Bill Gross, managing director of California-based Pacific Investment Management Co., told CNNfn that investors were faced with the prospect of a steadily recovering U.S. economy, which ultimately will revive inflation and undermine bonds.
Gross said PIMCO works on the premise "that we are in a reflationary economy -- that is, the U.S. government and the Federal Reserve are trying to reflate in order to relieve the burden of this high, crushing amount of debt."
Gross said he did not expect the Fed to raise interest rates for "at least another six months" until sufficient jobs have been created to remove some of the slack in the economy.

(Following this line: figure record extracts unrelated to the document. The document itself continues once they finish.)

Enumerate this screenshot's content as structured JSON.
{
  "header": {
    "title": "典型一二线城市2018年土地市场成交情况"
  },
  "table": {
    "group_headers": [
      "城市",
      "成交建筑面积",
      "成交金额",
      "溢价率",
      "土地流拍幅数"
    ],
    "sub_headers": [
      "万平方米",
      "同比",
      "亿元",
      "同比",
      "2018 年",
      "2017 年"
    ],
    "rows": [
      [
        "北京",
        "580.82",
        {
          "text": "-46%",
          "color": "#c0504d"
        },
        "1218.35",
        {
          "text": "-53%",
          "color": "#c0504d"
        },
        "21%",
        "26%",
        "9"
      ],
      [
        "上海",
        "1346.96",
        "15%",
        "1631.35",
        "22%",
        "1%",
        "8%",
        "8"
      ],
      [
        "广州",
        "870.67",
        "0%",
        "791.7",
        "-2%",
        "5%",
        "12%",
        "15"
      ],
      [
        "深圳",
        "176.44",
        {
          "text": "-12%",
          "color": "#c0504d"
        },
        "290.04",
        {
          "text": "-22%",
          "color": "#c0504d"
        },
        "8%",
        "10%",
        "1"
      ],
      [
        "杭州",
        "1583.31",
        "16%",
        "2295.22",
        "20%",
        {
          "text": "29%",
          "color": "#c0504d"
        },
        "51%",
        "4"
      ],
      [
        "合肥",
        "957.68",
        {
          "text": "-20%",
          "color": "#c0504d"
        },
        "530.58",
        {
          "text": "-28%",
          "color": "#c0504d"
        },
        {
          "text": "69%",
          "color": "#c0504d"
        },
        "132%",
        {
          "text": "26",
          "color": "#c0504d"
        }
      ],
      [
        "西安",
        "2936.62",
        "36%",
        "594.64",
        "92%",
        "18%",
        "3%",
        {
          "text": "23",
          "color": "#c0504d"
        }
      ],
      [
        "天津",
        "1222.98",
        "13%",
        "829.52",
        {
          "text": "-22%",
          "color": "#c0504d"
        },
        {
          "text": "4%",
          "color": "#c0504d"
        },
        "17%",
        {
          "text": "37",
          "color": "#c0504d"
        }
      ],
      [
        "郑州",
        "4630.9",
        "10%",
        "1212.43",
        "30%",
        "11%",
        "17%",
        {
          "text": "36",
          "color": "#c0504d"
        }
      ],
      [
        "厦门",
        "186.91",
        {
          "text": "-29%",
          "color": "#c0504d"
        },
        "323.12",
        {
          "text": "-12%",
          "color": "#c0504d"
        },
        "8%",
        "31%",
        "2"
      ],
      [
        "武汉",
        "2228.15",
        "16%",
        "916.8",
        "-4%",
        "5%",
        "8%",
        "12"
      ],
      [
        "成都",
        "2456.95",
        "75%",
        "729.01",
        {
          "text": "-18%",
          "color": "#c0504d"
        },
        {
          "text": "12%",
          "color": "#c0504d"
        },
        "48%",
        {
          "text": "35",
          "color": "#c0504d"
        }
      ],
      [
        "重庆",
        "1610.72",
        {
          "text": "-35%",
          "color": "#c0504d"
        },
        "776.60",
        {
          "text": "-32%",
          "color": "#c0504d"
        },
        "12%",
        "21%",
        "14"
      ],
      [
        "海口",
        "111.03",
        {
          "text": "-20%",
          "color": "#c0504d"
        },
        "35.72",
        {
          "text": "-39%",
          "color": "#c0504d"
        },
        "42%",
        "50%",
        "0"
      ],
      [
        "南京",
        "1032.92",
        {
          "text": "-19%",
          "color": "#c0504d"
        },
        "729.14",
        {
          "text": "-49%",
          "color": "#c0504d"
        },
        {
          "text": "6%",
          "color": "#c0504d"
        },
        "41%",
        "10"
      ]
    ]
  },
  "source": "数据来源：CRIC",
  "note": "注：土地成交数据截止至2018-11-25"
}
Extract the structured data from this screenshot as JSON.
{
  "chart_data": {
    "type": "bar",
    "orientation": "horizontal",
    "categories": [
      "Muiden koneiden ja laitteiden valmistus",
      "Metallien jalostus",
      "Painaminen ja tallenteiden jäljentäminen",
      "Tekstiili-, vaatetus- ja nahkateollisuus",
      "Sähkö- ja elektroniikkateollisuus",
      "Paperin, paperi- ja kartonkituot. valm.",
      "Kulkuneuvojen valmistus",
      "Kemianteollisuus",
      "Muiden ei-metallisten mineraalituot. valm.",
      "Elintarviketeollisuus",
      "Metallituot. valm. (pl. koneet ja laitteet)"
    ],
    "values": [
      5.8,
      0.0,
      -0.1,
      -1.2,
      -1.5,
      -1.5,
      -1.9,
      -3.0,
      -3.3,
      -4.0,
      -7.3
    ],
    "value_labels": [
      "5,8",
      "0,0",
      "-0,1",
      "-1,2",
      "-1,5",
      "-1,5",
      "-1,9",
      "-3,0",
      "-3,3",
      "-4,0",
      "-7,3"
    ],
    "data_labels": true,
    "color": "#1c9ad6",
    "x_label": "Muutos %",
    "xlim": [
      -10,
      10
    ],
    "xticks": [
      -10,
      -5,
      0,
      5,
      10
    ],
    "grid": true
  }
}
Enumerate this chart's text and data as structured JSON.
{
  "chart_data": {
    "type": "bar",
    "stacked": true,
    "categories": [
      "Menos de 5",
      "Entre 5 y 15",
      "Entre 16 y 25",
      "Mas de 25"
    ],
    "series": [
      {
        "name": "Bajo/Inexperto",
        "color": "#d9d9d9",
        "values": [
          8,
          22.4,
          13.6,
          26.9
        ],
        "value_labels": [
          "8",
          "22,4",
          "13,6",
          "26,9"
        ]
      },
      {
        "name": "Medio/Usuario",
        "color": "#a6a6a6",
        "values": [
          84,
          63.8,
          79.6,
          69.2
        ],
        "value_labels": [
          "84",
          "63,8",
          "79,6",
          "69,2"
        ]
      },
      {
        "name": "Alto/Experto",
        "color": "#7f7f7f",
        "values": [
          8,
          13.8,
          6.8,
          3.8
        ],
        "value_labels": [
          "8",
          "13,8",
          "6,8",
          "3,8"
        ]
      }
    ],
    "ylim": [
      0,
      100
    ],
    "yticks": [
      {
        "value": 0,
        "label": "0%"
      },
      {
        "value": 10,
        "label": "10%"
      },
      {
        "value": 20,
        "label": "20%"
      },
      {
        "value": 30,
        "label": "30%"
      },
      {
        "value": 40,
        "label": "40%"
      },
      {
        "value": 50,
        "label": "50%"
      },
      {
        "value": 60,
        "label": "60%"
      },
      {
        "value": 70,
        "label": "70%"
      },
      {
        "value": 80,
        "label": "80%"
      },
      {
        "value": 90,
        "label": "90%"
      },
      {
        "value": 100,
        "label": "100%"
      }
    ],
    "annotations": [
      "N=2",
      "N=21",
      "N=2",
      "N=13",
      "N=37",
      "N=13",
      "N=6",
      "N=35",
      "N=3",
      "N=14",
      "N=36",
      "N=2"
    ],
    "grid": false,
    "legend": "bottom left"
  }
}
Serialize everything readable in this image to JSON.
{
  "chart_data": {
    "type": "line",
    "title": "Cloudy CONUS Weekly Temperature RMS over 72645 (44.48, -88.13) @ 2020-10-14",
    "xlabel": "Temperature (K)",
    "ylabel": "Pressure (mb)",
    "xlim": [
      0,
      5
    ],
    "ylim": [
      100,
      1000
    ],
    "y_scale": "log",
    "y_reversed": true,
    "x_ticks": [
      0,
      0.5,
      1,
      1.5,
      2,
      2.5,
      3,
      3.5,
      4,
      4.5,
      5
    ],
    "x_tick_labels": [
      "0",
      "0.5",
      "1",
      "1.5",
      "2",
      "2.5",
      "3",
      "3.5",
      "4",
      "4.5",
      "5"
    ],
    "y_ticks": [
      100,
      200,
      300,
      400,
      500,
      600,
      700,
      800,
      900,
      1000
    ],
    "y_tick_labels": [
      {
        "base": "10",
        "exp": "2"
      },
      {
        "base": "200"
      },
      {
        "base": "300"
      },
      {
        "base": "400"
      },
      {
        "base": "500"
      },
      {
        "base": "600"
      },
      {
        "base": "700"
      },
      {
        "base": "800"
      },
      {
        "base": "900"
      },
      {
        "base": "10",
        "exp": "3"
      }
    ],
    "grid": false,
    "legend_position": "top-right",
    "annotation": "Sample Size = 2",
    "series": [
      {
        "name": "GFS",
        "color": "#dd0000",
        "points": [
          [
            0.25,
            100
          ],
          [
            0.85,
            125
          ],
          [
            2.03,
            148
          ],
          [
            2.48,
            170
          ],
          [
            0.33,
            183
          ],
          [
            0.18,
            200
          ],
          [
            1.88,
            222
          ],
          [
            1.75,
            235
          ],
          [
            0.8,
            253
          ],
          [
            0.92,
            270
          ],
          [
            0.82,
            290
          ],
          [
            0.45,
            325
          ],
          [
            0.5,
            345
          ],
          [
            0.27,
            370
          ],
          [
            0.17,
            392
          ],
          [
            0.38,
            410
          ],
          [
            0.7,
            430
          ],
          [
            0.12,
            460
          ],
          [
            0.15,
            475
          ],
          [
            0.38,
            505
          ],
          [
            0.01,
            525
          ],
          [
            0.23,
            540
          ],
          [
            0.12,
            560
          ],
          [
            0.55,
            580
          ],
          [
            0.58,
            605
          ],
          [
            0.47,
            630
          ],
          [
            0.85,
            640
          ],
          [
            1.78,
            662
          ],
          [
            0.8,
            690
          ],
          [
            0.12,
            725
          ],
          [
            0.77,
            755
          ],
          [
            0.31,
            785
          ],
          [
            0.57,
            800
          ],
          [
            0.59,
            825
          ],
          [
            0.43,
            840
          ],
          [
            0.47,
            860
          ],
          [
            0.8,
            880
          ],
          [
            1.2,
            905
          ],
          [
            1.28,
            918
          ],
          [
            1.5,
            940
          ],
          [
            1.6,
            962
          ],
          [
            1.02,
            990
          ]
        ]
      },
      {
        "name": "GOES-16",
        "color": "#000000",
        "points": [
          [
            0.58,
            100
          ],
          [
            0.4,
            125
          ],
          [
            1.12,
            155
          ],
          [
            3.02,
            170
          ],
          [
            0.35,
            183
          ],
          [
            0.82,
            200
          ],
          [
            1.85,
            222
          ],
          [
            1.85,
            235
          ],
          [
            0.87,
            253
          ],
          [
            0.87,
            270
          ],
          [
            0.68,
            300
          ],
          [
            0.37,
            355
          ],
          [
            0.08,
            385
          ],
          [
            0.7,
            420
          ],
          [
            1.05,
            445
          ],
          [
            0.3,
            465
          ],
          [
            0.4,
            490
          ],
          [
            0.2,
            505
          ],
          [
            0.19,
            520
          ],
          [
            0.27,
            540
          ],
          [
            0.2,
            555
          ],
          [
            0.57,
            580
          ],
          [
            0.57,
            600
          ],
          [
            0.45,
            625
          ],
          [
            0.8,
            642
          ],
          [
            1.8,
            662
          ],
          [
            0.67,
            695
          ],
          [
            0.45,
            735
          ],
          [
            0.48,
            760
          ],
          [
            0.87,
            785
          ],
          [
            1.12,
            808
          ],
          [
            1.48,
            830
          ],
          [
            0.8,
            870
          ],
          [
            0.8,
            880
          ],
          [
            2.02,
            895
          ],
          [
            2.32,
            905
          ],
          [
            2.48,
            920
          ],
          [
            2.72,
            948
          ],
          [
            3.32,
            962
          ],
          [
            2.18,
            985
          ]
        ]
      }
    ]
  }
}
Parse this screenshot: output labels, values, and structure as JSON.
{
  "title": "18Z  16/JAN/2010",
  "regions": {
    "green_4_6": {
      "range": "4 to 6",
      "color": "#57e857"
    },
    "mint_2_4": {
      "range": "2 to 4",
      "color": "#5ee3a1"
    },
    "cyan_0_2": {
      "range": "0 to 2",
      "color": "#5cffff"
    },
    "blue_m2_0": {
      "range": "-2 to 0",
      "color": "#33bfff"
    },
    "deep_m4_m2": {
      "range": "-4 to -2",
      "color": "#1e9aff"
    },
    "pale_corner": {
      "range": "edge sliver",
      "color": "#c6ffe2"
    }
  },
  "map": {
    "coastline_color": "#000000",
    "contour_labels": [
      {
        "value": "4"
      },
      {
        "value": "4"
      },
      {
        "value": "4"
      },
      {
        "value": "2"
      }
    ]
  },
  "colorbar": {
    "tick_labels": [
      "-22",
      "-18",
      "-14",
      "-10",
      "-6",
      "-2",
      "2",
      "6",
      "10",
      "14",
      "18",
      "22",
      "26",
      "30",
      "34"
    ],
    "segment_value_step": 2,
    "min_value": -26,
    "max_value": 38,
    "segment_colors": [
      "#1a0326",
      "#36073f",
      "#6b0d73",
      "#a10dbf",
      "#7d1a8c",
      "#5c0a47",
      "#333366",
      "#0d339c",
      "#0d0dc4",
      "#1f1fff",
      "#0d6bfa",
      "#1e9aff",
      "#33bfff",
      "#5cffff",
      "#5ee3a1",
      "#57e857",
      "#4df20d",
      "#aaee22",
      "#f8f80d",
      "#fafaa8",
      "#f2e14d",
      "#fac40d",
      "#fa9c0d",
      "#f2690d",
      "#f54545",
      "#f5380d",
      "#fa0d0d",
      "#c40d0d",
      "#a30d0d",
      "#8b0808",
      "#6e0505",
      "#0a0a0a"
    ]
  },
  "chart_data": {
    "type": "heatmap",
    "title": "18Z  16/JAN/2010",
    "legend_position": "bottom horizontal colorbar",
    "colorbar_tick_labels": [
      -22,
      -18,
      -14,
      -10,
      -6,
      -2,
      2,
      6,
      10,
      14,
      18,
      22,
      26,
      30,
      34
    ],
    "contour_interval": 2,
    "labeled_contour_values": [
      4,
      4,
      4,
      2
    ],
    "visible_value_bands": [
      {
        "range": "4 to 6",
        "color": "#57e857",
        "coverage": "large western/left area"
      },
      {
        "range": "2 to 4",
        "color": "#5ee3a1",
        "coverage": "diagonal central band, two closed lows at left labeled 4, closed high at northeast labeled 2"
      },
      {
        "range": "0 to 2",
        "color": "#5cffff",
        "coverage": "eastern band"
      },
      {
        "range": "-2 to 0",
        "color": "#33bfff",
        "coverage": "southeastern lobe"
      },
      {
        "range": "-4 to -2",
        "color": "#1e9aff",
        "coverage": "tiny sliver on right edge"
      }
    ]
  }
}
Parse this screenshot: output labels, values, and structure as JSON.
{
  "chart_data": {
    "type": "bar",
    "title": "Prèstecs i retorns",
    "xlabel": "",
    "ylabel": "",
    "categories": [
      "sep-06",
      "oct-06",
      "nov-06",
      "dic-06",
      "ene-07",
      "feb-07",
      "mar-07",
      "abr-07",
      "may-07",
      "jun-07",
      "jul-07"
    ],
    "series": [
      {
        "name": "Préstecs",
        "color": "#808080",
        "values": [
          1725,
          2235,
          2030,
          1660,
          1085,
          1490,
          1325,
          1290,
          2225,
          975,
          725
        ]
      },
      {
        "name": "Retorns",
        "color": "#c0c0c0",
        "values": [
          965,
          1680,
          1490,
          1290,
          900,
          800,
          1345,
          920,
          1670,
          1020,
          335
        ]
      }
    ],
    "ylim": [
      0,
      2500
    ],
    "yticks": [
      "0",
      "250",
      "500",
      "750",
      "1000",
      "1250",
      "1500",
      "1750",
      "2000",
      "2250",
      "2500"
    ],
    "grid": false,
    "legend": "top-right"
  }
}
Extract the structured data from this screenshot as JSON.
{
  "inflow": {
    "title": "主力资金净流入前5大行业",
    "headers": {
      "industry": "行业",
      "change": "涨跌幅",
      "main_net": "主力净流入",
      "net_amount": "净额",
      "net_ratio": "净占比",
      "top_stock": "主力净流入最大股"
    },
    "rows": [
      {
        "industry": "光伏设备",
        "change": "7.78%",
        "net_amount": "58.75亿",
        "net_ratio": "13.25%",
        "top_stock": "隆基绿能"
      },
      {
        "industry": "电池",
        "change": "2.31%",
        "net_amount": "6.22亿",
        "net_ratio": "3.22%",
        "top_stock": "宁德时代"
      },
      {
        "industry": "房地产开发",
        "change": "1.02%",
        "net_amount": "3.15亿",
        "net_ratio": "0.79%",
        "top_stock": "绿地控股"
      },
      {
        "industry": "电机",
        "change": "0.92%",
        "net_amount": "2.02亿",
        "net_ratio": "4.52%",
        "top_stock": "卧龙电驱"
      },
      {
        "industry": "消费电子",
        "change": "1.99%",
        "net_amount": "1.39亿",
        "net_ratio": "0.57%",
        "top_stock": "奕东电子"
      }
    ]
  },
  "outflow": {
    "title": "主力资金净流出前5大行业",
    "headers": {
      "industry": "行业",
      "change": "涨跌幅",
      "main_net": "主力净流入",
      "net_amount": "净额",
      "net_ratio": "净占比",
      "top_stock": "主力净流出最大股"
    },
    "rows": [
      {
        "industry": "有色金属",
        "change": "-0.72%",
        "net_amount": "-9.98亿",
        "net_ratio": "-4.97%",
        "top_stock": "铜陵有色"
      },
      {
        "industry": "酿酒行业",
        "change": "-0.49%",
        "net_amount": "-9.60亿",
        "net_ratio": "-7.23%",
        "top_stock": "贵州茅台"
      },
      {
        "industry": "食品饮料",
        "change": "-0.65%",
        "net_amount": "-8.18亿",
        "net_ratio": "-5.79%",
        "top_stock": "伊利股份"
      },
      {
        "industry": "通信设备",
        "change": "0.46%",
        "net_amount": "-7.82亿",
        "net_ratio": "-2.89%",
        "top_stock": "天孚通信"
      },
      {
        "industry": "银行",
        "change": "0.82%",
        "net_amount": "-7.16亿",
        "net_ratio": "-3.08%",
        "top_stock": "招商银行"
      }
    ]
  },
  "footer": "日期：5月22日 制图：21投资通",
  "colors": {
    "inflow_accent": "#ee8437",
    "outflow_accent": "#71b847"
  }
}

"If we get higher inflation, not in 2004 necessarily, but in 2005, 2006 or 2007, then you want to look for reflatable assets, in other words, commodities," Gross said.
"You want to look for bond investments that are protected against higher inflation, that being TIPS (Treasury Inflation-Protected Securities) ... and overseas in economies like euroland, or Germany and France and the like, who are following the same (reflationary) policy," he said.
The vast amount of debt the U.S. government must issue to plug the $500 billion hole in its finances could also make Treasuries a less attractive option, Gross said.
PIMCO manages over $300 billion in assets and specializes in fixed-income securities.
Gross said if the U.S. budget deficit is left to spiral, the obvious danger would be higher interest rates, which would not only slow economic recovery but stifle growth.
"If all of a sudden the cost of that (debt) goes higher as opposed to lower, then economic growth almost necessarily has to be affected," he said.
"That doesn't mean a recession, but it might mean that we have much slower growth than we're expecting."